Usability testing is based on a simple premise – watch someone use your product – and anyone can learn how to do it. Nevertheless, it does take some learning. In this three-part series, I’ll review some of the most common errors that both beginners and seasoned researchers make in usability testing. First up, we’ll take a look at where things can go wrong in the planning phase.
Many people know that they ought to test, but don’t stop to clearly define what they hope to learn from it beyond “Are there any problems?” This lack of focus usually leads to results that are not very useful.
Just like your product needs to have specific goals about what it does and for whom in order to be able to serve them, your test needs to have specific goals in order to serve you. If the starting point for your study is too general, it will be hard to define tasks that will produce concrete findings.
One way to define better objectives for user research is to start with stakeholder research. Conduct interviews or hold a workshop with the people involved in the project. Use these conversations to learn what questions they have that could be answered by the study, as well as gather what they know or believe about users. All too often we assume we are on the same page as our colleagues when there is actually a lot we could learn from each other.
It’s also a good idea to look for any past research that could be relevant, as well as checking analytics data. Reviewing everything you already know will help you define targeted, well-informed research questions.
When you consider what you want to know, think concretely in terms of what you’re working on and how it will affect your development. What do you need to know to make design decisions?

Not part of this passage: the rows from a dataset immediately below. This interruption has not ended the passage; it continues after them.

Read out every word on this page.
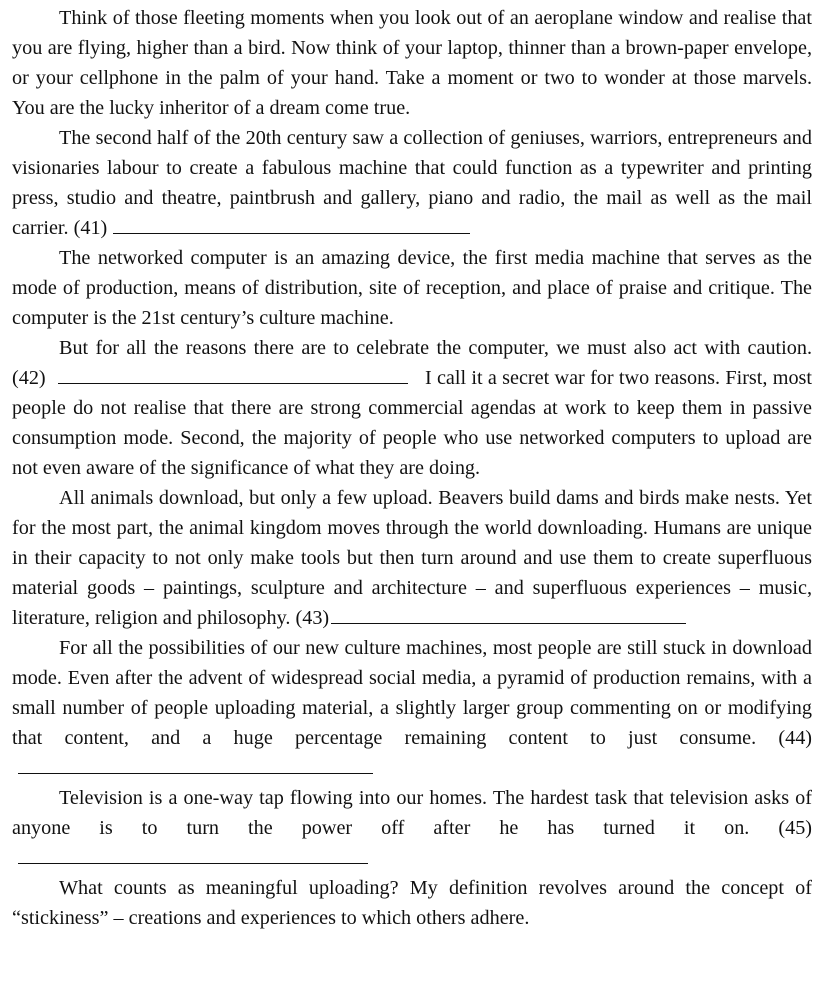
Think of those fleeting moments when you look out of an aeroplane window and realise that you are flying, higher than a bird. Now think of your laptop, thinner than a brown-paper envelope, or your cellphone in the palm of your hand. Take a moment or two to wonder at those marvels. You are the lucky inheritor of a dream come true.

The second half of the 20th century saw a collection of geniuses, warriors, entrepreneurs and visionaries labour to create a fabulous machine that could function as a typewriter and printing press, studio and theatre, paintbrush and gallery, piano and radio, the mail as well as the mail carrier. (41)

The networked computer is an amazing device, the first media machine that serves as the mode of production, means of distribution, site of reception, and place of praise and critique. The computer is the 21st century’s culture machine.

But for all the reasons there are to celebrate the computer, we must also act with caution. (42)	I call it a secret war for two reasons. First, most people do not realise that there are strong commercial agendas at work to keep them in passive consumption mode. Second, the majority of people who use networked computers to upload are not even aware of the significance of what they are doing.

All animals download, but only a few upload. Beavers build dams and birds make nests. Yet for the most part, the animal kingdom moves through the world downloading. Humans are unique in their capacity to not only make tools but then turn around and use them to create superfluous material goods – paintings, sculpture and architecture – and superfluous experiences – music, literature, religion and philosophy. (43)

For all the possibilities of our new culture machines, most people are still stuck in download mode. Even after the advent of widespread social media, a pyramid of production remains, with a small number of people uploading material, a slightly larger group commenting on or modifying that content, and a huge percentage remaining content to just consume. (44)

Television is a one-way tap flowing into our homes. The hardest task that television asks of anyone is to turn the power off after he has turned it on. (45)

What counts as meaningful uploading? My definition revolves around the concept of “stickiness” – creations and experiences to which others adhere.
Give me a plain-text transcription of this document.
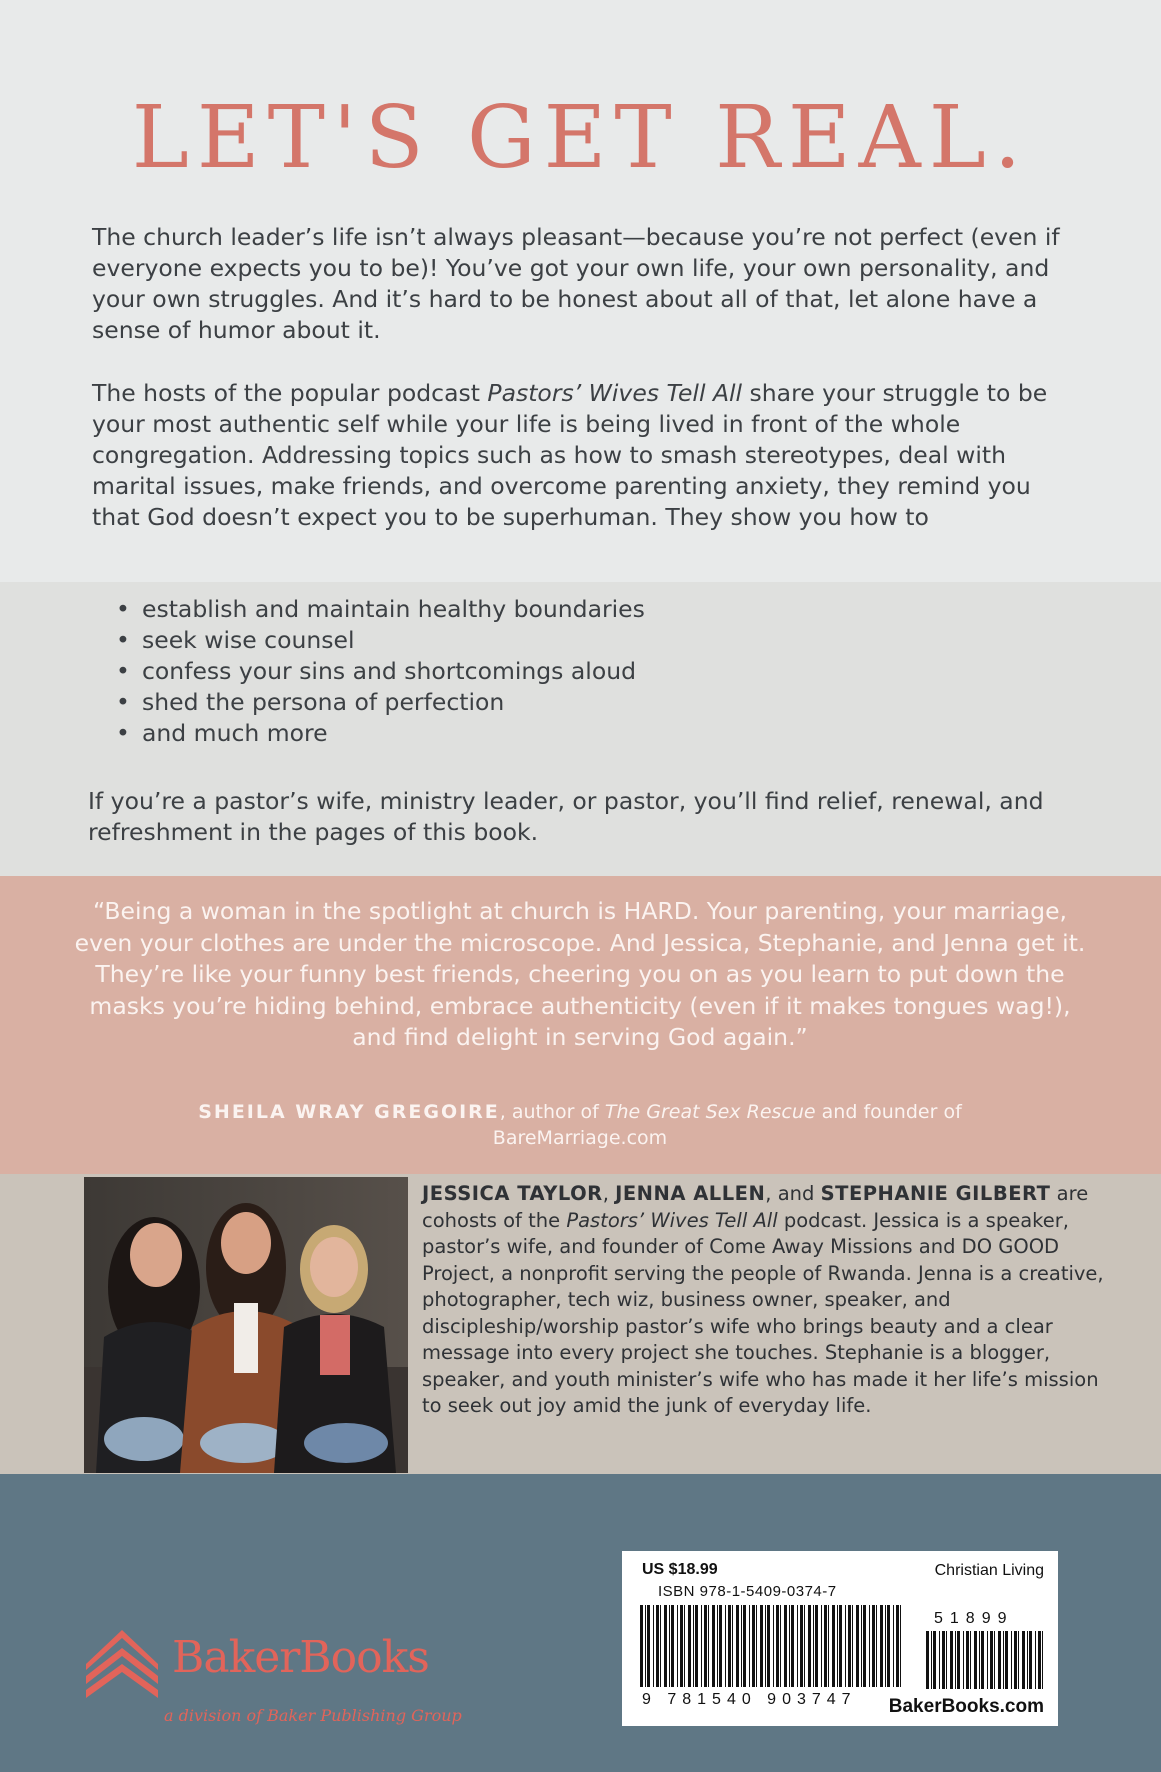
LET'S GET REAL.

The church leader’s life isn’t always pleasant—because you’re not perfect (even if everyone expects you to be)! You’ve got your own life, your own personality, and your own struggles. And it’s hard to be honest about all of that, let alone have a sense of humor about it.

The hosts of the popular podcast Pastors’ Wives Tell All share your struggle to be your most authentic self while your life is being lived in front of the whole congregation. Addressing topics such as how to smash stereotypes, deal with marital issues, make friends, and overcome parenting anxiety, they remind you that God doesn’t expect you to be superhuman. They show you how to

• establish and maintain healthy boundaries
• seek wise counsel
• confess your sins and shortcomings aloud
• shed the persona of perfection
• and much more

If you’re a pastor’s wife, ministry leader, or pastor, you’ll find relief, renewal, and refreshment in the pages of this book.

“Being a woman in the spotlight at church is HARD. Your parenting, your marriage, even your clothes are under the microscope. And Jessica, Stephanie, and Jenna get it. They’re like your funny best friends, cheering you on as you learn to put down the masks you’re hiding behind, embrace authenticity (even if it makes tongues wag!), and find delight in serving God again.”

SHEILA WRAY GREGOIRE, author of The Great Sex Rescue and founder of BareMarriage.com

JESSICA TAYLOR, JENNA ALLEN, and STEPHANIE GILBERT are cohosts of the Pastors’ Wives Tell All podcast. Jessica is a speaker, pastor’s wife, and founder of Come Away Missions and DO GOOD Project, a nonprofit serving the people of Rwanda. Jenna is a creative, photographer, tech wiz, business owner, speaker, and discipleship/worship pastor’s wife who brings beauty and a clear message into every project she touches. Stephanie is a blogger, speaker, and youth minister’s wife who has made it her life’s mission to seek out joy amid the junk of everyday life.

BakerBooks
a division of Baker Publishing Group
US $18.99	Christian Living
ISBN 978-1-5409-0374-7
9 781540 903747
51899
BakerBooks.com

As an example, imagine you want to run a usability study for this browser-based Photoshop alternative, photopea:
Some general research questions that initially occur to you might be:
Is it easy to use?
Do users like it?
Is there anything confusing about it?
These are too vague to plan a study around. To make the test productive, look at what your team is working on. Maybe the pen tool has just been added, and additional features are planned for it. This could lead to specific questions like:
For which kind of drawing tasks do users prefer the pen, and for which the pencil?

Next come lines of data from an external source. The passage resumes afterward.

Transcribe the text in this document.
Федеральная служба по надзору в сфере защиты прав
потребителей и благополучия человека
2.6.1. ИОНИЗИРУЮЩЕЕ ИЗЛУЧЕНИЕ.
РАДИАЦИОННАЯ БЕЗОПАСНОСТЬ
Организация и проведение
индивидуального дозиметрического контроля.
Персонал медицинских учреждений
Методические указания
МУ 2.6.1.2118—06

Can users easily locate the pen?
Do beginners understand what the handles of pen drawing points control?
When investigating this kind of specific questions, you will also get feedback on the more general questions about if users like it and are able to use it.
Teams often make the mistake of pushing usability testing back further and further in the development process, until a project is just about completed and has never been put before any potential users. At that point, you will probably realize there are a lot of design features you’d like to evaluate.
Unfortunately, it is too late to test everything. (This is one reason usability testing should be conducted regularly and iteratively, rather than in one huge study. We’ll talk more about this in a later post.)
Just as the individual research questions need to be focused, so does the overall scope of the study. If you try to cover every aspect of a complex product or website, you will have less time to explore any one question in detail, leading to a less meaningful assessment overall. Moreover, you run the risk of exhausting your participants.
While the concept of usability testing is simple, it’s not always so simple to write tasks.
First, you need to think of tasks that will get answers to the research questions you defined.
Next, you need to write them in a way that is open-ended and does not lead participants down any particular path. Most obviously, this means not using the same language that appears in your user interface. Instructions should leave room for the user to decide how to accomplish the task. It also helps to provide some context, i.e. why they are doing it.
Don’t make any individual task so long that it’s hard to remember. Work on how you phrase the instructions so that they are as simple and to-the-point as possible.
As an example, imagine you want to test the search process on the following travel booking site:
A poorly written task would be, “Search for a round-trip flight for two people from Berlin to Barcelona and select the fastest trip.” This description tells the user exactly what to do, using the same language as the website.
A better way to evaluate the same behavior would be, “Imagine you’re planning a weekend city break with a friend. Find a trip that interests you.” This task simulates a real scenario in which a user would be searching for a ticket and does not give away any clues about exactly what to type or what button to click. It produces more realistic results.